Raven Disenrolls Coyote

Circus Smirkus 2010

The saga continues:

Coyote was strolling manfully around the casino. Mrs. Badger was lounging in bed, thinking. She picked up the phone and called Raven.

“Hi, Hon,” she sang when Raven answered. They had, at one time, been close.

“How’s life at the casino?” asked Raven.

“Not bad,” Mrs. Badger replied. “Foods good. So are the floor shows. I’m getting tired of Coyote, though. He’s full of himself, and frankly, after all the stories I’ve heard, I’m less than happy with how well he is endowed.”

“Yah, I admit there are design flaws,” acknowledge Raven. “He was a prototype. Anyway. what can I do for you?”

“I was thinking,” said Mrs. Raven. “Maybe it’s time for Coyote to move on.”

“What’s in it for me?” asked Raven directly. Mrs. Badger described the benefits in some detail.

“Hummm,” thought Raven. “Maybe your right.”

“He is the chief, though,” encouraged Ms. Raven.

“No problem!” replied Raven. “We’ll hold a new election.”

“There are a lot of people in Coyote’s clan,” Mrs. Badger reminded Raven.

“I’ll insist that only people with a birth certificate can vote. That’ll shrink the field.”

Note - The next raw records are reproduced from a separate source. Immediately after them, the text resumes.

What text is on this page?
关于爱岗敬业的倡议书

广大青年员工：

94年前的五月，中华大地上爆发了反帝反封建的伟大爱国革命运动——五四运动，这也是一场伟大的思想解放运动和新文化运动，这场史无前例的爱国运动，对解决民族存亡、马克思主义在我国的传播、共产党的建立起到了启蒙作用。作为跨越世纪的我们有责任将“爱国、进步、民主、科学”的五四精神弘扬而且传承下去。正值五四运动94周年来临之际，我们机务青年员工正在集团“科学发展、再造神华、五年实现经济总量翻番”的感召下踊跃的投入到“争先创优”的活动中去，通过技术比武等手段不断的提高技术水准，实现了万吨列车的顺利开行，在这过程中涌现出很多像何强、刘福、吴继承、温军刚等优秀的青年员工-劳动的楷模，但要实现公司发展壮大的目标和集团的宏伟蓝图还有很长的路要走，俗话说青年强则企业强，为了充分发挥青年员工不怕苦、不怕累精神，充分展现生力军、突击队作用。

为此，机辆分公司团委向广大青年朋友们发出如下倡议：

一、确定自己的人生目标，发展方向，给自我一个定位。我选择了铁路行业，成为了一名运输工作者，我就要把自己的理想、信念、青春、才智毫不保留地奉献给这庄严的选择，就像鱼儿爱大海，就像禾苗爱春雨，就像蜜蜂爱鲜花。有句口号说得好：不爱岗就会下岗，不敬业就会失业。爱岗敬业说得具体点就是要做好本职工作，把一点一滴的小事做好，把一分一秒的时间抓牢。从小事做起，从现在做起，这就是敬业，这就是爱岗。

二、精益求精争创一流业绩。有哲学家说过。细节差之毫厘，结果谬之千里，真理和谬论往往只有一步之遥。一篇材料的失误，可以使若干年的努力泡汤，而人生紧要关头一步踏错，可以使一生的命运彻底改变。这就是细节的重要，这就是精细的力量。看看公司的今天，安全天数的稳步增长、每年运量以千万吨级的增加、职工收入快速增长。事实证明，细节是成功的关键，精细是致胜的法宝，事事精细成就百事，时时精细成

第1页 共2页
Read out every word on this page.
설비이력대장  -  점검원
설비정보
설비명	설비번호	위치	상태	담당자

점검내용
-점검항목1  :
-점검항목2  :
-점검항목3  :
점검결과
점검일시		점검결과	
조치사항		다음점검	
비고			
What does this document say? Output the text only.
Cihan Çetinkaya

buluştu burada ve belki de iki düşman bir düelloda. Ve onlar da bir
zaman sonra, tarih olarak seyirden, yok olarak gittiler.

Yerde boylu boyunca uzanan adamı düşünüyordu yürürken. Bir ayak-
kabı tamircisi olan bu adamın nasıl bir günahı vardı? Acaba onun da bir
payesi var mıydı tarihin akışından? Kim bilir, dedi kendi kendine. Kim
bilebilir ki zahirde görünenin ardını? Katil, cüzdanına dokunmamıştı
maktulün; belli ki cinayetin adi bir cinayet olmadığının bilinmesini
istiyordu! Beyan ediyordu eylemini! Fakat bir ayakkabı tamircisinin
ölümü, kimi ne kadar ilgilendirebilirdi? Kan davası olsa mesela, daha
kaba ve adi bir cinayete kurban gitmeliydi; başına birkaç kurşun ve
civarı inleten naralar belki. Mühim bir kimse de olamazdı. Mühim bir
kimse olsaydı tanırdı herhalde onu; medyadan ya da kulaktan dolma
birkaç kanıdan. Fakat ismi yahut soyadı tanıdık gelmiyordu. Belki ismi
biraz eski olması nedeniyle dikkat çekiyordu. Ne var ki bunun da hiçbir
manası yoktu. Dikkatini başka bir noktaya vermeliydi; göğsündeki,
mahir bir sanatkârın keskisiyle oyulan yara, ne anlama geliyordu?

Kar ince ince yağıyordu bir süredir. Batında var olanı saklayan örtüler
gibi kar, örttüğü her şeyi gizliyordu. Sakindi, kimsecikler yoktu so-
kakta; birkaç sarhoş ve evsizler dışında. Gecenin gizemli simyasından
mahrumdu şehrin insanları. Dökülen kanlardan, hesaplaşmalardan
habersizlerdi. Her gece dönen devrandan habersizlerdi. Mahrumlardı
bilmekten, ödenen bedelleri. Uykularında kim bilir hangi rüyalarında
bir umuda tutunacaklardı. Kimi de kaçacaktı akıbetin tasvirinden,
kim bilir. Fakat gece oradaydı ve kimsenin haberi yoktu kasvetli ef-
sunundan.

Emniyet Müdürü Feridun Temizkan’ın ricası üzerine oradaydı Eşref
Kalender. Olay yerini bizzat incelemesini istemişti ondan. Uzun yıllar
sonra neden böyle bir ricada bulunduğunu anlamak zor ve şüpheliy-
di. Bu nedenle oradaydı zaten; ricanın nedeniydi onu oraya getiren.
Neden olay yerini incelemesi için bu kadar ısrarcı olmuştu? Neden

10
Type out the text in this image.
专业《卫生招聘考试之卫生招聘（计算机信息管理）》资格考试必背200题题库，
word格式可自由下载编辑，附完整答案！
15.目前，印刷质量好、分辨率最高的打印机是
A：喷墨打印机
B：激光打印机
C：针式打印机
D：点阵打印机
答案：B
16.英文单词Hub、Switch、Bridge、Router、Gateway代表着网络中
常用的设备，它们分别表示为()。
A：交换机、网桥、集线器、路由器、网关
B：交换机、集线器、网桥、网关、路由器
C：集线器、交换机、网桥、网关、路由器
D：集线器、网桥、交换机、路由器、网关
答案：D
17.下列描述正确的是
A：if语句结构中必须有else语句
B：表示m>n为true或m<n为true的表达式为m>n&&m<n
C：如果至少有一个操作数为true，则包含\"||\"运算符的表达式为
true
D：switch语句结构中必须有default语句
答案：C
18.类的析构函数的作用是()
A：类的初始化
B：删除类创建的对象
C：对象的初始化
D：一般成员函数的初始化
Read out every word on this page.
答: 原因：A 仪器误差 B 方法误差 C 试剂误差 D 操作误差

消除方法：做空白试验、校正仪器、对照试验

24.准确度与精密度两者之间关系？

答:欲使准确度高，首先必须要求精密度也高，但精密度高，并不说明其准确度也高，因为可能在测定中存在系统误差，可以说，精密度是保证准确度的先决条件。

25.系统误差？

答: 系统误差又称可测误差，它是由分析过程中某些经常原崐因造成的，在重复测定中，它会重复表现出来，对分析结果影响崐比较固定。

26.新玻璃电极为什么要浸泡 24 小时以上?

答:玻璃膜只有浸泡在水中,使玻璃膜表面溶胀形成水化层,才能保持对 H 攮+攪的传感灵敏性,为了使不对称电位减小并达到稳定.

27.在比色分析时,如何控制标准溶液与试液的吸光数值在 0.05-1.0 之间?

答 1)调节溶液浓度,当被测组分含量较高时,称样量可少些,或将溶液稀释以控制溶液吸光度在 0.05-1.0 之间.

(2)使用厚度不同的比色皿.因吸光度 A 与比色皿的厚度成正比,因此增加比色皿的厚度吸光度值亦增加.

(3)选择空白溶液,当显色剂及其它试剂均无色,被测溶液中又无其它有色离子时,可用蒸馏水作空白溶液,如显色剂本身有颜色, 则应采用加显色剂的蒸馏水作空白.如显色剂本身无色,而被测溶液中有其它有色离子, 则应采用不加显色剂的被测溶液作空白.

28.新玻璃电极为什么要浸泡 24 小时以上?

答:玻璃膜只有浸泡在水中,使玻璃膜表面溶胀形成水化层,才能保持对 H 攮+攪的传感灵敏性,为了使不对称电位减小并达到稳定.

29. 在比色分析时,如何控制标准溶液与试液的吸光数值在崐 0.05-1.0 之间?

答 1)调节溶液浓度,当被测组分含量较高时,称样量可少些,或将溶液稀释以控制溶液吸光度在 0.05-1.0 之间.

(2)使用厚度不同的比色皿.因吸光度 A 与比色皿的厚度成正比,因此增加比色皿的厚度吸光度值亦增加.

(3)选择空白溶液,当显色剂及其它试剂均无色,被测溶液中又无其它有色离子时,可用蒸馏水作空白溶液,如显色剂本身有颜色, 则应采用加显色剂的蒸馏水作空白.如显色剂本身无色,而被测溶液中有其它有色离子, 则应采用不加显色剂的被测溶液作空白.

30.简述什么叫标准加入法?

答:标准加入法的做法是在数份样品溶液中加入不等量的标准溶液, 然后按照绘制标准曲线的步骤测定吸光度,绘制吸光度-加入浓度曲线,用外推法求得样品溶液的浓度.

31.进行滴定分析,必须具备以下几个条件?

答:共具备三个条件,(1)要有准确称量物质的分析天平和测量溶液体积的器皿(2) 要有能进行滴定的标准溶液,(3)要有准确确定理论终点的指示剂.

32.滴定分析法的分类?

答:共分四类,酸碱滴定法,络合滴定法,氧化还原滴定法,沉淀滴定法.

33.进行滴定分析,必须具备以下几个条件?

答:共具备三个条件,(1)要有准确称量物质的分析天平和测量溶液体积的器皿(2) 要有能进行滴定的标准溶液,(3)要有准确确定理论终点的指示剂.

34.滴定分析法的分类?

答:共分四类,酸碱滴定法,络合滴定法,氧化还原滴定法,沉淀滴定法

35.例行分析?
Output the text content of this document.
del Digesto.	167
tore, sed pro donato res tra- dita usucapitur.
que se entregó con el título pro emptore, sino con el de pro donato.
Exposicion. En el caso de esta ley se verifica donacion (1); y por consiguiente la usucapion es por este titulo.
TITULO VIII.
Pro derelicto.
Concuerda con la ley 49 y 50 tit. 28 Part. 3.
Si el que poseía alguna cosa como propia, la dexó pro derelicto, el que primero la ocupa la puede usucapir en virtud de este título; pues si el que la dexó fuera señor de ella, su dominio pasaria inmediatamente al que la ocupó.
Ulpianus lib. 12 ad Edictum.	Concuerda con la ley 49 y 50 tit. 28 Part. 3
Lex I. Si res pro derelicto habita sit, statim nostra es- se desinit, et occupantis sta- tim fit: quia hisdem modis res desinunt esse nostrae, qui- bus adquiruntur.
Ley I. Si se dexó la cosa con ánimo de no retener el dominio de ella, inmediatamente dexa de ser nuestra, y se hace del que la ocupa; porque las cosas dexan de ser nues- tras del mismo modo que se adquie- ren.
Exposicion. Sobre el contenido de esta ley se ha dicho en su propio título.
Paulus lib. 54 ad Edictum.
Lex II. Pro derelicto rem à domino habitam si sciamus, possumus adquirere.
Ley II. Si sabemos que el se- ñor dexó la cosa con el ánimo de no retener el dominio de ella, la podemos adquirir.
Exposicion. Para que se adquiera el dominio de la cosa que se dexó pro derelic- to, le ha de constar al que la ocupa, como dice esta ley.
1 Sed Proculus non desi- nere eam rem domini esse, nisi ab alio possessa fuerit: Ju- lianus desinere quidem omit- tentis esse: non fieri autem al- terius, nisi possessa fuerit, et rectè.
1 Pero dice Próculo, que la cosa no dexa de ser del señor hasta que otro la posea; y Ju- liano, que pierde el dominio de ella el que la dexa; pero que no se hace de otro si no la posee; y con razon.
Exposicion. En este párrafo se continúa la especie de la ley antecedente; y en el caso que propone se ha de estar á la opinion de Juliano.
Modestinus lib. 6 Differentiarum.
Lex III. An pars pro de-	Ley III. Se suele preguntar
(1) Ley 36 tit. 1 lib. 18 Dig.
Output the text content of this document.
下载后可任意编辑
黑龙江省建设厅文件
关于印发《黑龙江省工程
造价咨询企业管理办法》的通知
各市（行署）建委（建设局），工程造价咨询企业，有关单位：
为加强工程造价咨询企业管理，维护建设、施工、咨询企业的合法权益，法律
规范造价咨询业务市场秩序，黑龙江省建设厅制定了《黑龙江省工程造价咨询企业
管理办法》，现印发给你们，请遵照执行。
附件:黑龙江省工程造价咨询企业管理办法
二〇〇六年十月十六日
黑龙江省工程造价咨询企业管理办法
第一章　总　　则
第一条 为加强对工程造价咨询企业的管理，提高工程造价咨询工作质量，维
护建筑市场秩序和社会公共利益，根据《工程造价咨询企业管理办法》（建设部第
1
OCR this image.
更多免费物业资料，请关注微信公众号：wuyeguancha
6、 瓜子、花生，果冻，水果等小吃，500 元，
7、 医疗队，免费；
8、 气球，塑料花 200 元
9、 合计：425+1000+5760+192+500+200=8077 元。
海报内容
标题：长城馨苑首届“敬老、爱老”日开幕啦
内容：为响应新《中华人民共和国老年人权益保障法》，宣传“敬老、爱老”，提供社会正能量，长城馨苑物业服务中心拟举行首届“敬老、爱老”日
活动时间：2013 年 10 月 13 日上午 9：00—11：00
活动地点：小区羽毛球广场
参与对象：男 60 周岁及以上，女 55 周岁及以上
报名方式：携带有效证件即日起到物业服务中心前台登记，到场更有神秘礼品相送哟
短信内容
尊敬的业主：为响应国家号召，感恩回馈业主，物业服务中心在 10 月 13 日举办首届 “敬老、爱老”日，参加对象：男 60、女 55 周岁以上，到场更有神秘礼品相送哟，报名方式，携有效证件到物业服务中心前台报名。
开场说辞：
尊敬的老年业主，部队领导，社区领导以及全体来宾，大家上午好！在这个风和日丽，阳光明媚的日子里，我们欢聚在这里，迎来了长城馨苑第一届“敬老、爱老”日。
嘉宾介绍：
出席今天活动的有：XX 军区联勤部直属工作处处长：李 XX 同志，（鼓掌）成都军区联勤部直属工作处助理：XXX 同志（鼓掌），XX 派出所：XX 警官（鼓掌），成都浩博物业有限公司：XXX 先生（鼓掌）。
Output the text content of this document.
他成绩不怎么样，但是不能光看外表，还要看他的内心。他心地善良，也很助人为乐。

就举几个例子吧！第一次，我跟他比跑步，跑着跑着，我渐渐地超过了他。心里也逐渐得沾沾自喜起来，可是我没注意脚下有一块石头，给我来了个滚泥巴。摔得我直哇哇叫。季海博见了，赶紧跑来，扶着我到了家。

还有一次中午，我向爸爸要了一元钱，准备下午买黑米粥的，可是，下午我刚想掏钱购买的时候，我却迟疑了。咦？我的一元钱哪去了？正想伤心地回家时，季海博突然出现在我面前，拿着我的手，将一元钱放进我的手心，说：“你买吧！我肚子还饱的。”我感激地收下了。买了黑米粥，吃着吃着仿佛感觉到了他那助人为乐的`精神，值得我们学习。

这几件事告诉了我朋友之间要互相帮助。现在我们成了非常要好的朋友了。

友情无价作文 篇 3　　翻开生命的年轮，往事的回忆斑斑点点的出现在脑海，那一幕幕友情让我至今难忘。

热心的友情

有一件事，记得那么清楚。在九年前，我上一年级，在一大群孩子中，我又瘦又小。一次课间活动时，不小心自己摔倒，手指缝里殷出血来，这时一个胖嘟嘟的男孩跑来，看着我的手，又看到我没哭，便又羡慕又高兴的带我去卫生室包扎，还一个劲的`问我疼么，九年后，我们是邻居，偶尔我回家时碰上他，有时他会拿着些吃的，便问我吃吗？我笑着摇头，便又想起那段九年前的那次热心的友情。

“But none of us have a birth certificates,” Mrs. Badger mused.

“No problem!” replied Raven, hopping up and down on one foot. “Given I was the only one at the creation, I can decide who gets a birth certificate.”

And so it happened, that a few days later, Raven found himself enjoying breakfast in bed with Mrs. Badger, and Old Man Coyote found himself sitting out on the curb in front of the casino. Later in the day, visitors to the casino were treated to a brief brawl between Coyote and a very anger Badger.